Open aegerton opened 3 years ago
It's hard to tell from what you've posted here - would need to see all your intermediate steps - can you post the precise code you are running and the outputs you are receiving?
One thought I had is that you don’t seem to have installed scipy. This is needed for some of the distribution parameters in train_xgb_crossvalidated
.
Thanks @keithmcnulty for the prompt and helpful response. It is greatly appreciated. I have now installed scipy
, but this doesn't resolve the error. Here's the full R code;-
library(reticulate)
library(dplyr)
virtualenv_create("NSS1", python = "/usr/bin/python3")
virtualenv_install('NSS1', c('pandas', 'numpy', 'xlcompose', 'matplotlib', 'sklearn', 'xgboost', 'scipy'))

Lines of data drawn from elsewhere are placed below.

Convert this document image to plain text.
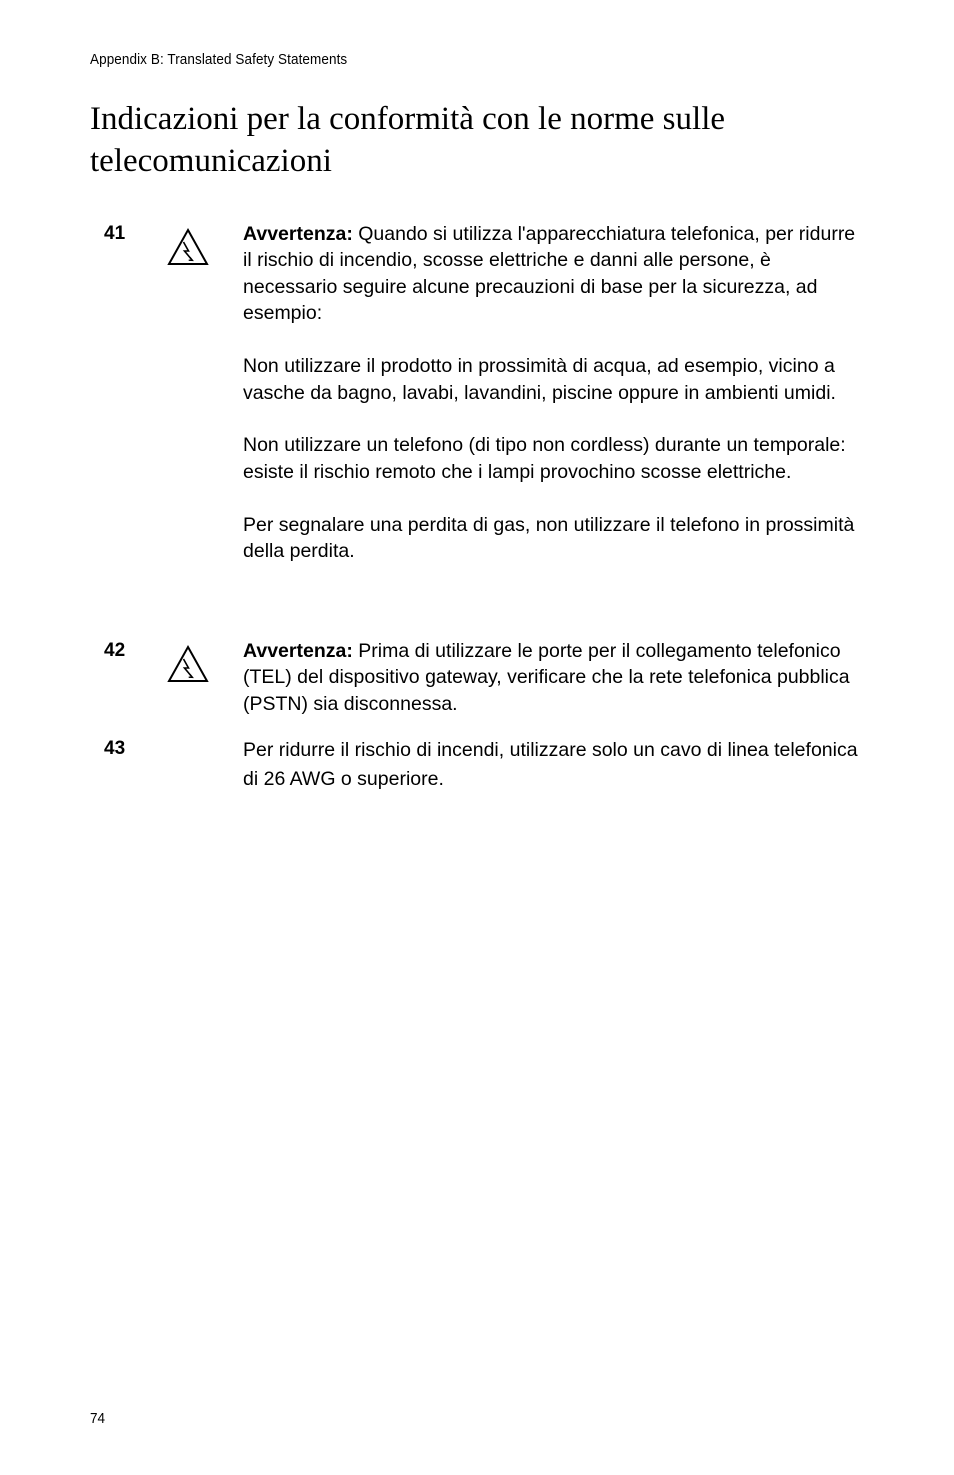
Appendix B: Translated Safety Statements
Indicazioni per la conformità con le norme sulle telecomunicazioni
41	Avvertenza: Quando si utilizza l'apparecchiatura telefonica, per ridurre il rischio di incendio, scosse elettriche e danni alle persone, è necessario seguire alcune precauzioni di base per la sicurezza, ad esempio:

Non utilizzare il prodotto in prossimità di acqua, ad esempio, vicino a vasche da bagno, lavabi, lavandini, piscine oppure in ambienti umidi.

Non utilizzare un telefono (di tipo non cordless) durante un temporale: esiste il rischio remoto che i lampi provochino scosse elettriche.

Per segnalare una perdita di gas, non utilizzare il telefono in prossimità della perdita.

42	Avvertenza: Prima di utilizzare le porte per il collegamento telefonico (TEL) del dispositivo gateway, verificare che la rete telefonica pubblica (PSTN) sia disconnessa.

43	Per ridurre il rischio di incendi, utilizzare solo un cavo di linea telefonica di 26 AWG o superiore.

74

use_virtualenv('NSS1', required = T)
source_python("python_functions.py")
white_wines <- read.csv("https://archive.ics.uci.edu/ml/machine-learning-databases/wine-quality/winequality-white.csv", sep = ";")
red_wines <- read.csv("https://archive.ics.uci.edu/ml/machine-learning-databases/wine-quality/winequality-red.csv", sep = ";")
white_wines$red <- 0
red_wines$red <- 1
wine_data <- white_wines %>%
bind_rows(red_wines) %>%
mutate(high_quality = ifelse(quality >= 7, 1, 0)) %>%
select(-quality)
params <- list(
input_cols = colnames(wine_data)[colnames(wine_data) != 'high_quality'],
target_col = 'high_quality',
test_size = 0.3,
random_state = 123,
subsample = (3:9)/10,
xgb_max_depth = 3:9,
colsample_bytree = (3:9)/10,
xgb_min_child_weight = 1:4,
k = 3,
k_shuffle = TRUE,
n_iter = 10,
scoring = 'f1',
error_score = 0,
verbose = 1,
n_jobs = -1
)
split <- split_data(df = wine_data, parameters = params)
scaled <- scale_data(split$X_train, split$X_test)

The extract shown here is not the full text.